First Published : Jan 2016
Genre : Non Fiction, Memoir
My Rating : ⭐️⭐️⭐️
Introduction
I think one of the things that pulled me to this book was the title. There is a sense of self awareness, a poignancy, about the title that makes you stand up and pay attention. This is a touching memoir of the late Dr. Paul Kalanithi – who at the peak of his neuroscience career, transitions from being a doctor to a cancer patient.
The Writer
The book starts off with Paul’s background and within a few pages we come to know his childhood and I was already connected to his story. He was initially planning on becoming a writer and I can already sense the story teller in him just going through the way he recounts his childhood.
It’s funny how his interest in neuroscience came about in such a random manner when he was given a book by his then girlfriend – Satan: His Psychotherapy and Cure by the Unfortunate Dr. Kassler, J.S.P.S., by Jeremy Leven. ( I am immediately drawn by this book title as well and honestly one of the best synopsis I have read in a long time. ‘Satan returns to earth in the form of a computer and chooses psychoanalyst Sy Kassler to cure him of an unhappiness caused by his eternal competition with God.’)
The Doctor
This isn’t the first book that shows the true reality of the state of doctors and how overworked and underpaid they are.
The way Paul describes the anatomy lab, raw, and what they do to cadavers (a term I learnt from this book) – I feel bad for the dead. It’s inevitable and even necessary but still I feel bad.
The mannequins (for CPR) you pretend are real; the cadavers you pretend are fake.
In our rare reflective moments, we were all silently apologizing to our cadavers, not because we sensed the transgression but because we did not.
The first half of the book is very engaging with Paul sharing his experiences of his patients.
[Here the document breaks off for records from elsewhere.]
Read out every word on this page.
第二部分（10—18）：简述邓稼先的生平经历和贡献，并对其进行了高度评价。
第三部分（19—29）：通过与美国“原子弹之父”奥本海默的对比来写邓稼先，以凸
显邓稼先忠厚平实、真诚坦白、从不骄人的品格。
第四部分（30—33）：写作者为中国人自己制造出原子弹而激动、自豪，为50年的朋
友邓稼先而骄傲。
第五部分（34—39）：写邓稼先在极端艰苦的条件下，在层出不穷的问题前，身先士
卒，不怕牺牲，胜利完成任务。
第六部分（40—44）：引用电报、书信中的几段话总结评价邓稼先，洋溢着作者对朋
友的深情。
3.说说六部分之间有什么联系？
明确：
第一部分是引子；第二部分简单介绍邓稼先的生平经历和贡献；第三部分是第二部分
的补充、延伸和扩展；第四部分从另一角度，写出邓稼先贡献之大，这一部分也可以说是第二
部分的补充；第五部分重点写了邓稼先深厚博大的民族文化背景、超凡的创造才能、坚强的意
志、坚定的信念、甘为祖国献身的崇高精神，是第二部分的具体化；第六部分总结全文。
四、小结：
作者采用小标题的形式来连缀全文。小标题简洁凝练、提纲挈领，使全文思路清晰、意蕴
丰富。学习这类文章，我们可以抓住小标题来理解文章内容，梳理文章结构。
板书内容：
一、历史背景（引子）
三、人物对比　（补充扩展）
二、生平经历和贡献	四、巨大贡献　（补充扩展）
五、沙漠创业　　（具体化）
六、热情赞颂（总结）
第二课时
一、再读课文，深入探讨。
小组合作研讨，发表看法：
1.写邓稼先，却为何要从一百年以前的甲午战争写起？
The small Ob-Gyn episode reminds me of the book This Is Going To Hurt by Adam Kay (Another good book to read and it’s light hearted).
The Patient
Paul’s life was like any other, he was overworked but thriving in his career, going through marital issues with his wife Lucy and then this diagnosis. He acknowledges quite candidly that it might have saved his marriage, as Lucy refused to leave his side during his lowest point. When Paul realised he had cancer, as a doctor, he already knew what was going to happen and how his life is going to change drastically.
He almost gives up his work but then does his best to come back as a doctor, doing what he calls – “his calling”. He does that with the support of his family, his friends and colleagues.
Neuroscience is a calling. You can’t see it as a job, because if it’s a job, it’s one of the worst jobs there is.
There are parts where he tries to figure out a future where the timeline is unknown, his concerns on starting a family, his decision on what next to do with his career, that fight with uncertainty. Interestingly it is similar for us as well, we don’t know whats coming next or when it could be our last but we take for granted the luxury we have – we live everyday planning for tomorrow. I think Paul sums it up pretty well –
Before my cancer was diagnosed, I knew that someday I would die, but I didn’t know when. After the diagnosis, I knew someday I would die, but I didn’t know when. But now I knew it acutely.
My Final Thoughts
By the end I was ugly crying, not expecting the book to end where it did. I knew that’s exactly how this book will leave me.
I loved this sentence in the Epilogue by Lucy – Paul, if alive, would have helped many people, but even in death he has tried to do the same. Not many can claim that.
It is going to be tough reading, and you will cry but it might be worth it. Go for it!